Not a great track record, but that’s depression for you.

It was an incredible feeling of relief to feel good: I was pleased to discover that I still had the capacity to experience it. And it was reassuring: like armor- all the dark thoughts that usually dragged me down seemed to be small and far away. Periodically they would brush up against me during the evening and I was able to dismiss them without a second thought. They just slipped off my mind without ever sinking in. I could breathe easily. The future felt inevitably positive: I didn’t have to worry about it, it was all going to be just fine. More than fine: fantastic. All my wildest dreams and more.

I can’t say where this newfound essence of certainty came from, but I’m certainly glad it is here, and I hope to enjoy it for as long as I can. The sense of relief and optimism has persisted so far through today. I feel a little bit unfocused, but in a pleasant, meditive way. It’s been difficult to focus on my writing, but that’s temporary: I just need to give my brain a chance to rewire itself. And if I have to sacrifice a bit of creative momentum in order to free myself from all this angst, it will be Time Well Spent.

Anyway, for the moment things are good and I’m hoping that I can keep the trend going for a while.

Dressed Up

•October 31, 2019 • Leave a Comment

I have to admit, I’m a little disappointed in the costume game here at the office today. I was under the impression that everyone was quite enthusiastic about dressing up- the photos from last year certainly reinforced this impression considering that three people were decked out in full dinosaur suits. I worried that I would look like a stick-in-the-mud if I didn’t put in at least a token effort.

I didn’t really have much plan: I decided I could make do by affecting a 1920s aesthetic out of some Goodwill clothes I’d collected throughout the year: a long black dress, a drapey gray shal shawl, a fur stole… I figured I could pin up my hair and maybe hide it under a scarf or a turban… It would be festive, but functional enough to work in.

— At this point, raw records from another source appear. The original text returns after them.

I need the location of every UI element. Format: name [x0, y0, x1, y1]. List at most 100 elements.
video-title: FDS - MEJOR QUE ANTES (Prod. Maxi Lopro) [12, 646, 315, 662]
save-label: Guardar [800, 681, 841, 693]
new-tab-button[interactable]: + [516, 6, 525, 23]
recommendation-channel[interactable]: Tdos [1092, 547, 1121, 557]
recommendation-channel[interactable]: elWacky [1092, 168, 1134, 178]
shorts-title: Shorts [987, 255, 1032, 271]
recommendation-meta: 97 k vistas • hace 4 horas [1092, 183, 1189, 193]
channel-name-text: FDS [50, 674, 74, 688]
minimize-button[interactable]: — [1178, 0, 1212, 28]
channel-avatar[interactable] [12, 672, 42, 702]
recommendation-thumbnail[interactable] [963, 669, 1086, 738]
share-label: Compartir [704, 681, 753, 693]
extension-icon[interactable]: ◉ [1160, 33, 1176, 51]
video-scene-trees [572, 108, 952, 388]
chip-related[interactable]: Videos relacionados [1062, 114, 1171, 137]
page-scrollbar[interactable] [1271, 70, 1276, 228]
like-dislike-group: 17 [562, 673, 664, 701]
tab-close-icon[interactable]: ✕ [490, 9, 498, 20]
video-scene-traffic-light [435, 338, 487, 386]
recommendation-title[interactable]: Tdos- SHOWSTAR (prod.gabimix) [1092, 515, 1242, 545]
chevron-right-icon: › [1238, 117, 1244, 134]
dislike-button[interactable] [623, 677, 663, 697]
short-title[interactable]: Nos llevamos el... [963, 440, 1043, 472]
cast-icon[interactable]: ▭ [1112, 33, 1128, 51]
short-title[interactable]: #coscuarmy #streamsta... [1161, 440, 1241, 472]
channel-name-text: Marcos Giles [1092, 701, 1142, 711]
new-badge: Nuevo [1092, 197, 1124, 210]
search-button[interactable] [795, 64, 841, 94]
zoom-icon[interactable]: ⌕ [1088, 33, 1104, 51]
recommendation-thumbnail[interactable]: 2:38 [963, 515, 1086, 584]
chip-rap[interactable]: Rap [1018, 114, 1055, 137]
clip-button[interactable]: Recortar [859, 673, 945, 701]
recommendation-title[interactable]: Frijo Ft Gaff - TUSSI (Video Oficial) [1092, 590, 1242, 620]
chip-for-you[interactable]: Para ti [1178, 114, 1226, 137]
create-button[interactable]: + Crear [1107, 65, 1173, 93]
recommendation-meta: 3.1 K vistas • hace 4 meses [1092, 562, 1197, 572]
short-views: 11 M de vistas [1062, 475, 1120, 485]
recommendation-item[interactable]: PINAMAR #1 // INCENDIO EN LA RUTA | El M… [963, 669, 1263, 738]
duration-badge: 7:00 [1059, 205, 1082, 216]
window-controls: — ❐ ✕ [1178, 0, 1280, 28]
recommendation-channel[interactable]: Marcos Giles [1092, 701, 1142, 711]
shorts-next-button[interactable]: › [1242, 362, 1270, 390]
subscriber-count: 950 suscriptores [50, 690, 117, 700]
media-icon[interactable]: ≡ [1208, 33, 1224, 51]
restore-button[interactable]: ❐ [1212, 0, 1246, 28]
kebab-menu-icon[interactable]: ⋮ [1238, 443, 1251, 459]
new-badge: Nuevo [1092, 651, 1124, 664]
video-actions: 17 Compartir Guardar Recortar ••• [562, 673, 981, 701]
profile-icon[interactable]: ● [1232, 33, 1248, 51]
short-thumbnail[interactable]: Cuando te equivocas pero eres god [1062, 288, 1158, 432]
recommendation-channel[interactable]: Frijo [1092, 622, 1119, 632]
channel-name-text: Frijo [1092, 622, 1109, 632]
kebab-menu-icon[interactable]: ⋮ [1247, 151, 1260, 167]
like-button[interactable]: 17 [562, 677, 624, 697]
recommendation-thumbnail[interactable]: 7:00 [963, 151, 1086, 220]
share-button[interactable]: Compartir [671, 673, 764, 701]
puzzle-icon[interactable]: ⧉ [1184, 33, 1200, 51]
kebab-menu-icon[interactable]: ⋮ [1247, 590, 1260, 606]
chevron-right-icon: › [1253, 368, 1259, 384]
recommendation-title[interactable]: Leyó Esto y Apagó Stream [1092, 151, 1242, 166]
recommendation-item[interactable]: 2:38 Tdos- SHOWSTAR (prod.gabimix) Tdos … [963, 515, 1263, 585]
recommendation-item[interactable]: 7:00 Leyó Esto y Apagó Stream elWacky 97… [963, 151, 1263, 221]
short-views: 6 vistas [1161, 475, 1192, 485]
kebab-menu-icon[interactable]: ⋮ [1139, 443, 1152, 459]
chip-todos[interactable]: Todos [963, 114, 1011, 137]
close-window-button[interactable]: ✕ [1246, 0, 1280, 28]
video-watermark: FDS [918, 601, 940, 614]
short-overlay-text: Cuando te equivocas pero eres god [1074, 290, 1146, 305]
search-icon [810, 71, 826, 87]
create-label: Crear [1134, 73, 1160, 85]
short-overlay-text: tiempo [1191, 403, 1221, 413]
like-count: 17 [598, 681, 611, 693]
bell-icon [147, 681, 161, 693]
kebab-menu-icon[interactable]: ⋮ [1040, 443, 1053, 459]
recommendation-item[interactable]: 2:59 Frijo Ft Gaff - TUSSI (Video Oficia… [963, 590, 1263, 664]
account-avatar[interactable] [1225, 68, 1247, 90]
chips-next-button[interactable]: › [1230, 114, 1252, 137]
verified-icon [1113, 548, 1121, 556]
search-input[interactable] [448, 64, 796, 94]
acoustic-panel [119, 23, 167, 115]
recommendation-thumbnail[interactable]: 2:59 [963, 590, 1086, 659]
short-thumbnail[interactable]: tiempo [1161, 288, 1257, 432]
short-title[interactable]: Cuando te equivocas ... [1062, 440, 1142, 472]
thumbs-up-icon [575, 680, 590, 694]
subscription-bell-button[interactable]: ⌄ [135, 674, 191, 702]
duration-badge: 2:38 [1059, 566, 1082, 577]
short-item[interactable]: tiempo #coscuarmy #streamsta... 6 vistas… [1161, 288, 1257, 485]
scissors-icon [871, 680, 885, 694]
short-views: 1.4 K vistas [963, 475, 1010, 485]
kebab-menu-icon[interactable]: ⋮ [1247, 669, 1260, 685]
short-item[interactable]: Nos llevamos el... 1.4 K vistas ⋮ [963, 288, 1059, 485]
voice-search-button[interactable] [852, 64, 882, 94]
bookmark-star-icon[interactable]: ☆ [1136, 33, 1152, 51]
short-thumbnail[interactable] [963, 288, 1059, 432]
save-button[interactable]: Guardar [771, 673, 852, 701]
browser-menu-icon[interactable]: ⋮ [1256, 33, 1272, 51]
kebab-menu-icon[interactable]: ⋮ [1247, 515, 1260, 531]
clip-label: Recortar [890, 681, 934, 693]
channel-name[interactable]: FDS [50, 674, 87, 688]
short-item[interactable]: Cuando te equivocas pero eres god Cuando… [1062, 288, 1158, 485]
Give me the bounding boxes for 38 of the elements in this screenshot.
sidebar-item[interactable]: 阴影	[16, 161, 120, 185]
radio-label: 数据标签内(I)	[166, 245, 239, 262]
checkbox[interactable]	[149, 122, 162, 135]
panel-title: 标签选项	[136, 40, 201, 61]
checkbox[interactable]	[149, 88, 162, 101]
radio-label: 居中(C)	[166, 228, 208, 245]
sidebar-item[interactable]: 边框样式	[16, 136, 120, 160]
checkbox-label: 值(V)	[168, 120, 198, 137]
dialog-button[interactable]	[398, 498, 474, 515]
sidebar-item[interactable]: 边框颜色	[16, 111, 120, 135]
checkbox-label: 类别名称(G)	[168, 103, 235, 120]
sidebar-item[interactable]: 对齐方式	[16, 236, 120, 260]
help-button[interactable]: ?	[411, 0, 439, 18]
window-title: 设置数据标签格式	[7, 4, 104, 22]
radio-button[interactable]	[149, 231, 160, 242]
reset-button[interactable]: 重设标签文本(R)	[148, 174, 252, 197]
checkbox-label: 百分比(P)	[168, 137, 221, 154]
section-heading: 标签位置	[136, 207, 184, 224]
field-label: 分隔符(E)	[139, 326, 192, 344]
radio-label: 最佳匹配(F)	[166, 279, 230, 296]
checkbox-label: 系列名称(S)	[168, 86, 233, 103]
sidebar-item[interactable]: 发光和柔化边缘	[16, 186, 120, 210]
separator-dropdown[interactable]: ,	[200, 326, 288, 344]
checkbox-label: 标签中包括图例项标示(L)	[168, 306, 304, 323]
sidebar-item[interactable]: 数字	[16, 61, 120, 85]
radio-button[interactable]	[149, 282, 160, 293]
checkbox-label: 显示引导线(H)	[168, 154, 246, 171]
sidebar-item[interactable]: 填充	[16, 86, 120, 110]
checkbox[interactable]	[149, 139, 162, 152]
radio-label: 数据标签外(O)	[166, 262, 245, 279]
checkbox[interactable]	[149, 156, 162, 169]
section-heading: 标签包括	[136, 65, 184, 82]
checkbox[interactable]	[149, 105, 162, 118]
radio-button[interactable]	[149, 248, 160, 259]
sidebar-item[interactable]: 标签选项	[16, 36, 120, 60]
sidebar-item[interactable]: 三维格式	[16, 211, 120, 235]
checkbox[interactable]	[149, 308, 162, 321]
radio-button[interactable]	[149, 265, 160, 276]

I was the only person dressed up on the bus. I tried to not let this bother me, but I felt self conscious. I was the only person dressed up on the train. I was the only person dressed up in Hollywood, it seemed. I worried, irrationally, that I’d somehow gotten the date wrong.

Ok, so it’s early- most people aren’t thinking about costumes yet.” I told myself. “Don’t worry: once you get to work you’ll fit right in.”

I did not fit right in. Apparently it was a half-hearted costume year. Only a handful of people dressed up: me included.

Sigh.

I suppose I could’ve just gotten rid of parts of the costume: shed the stole, take down my hair, lighten up on the makeup. But I’m committed now. I’m going to stick it out.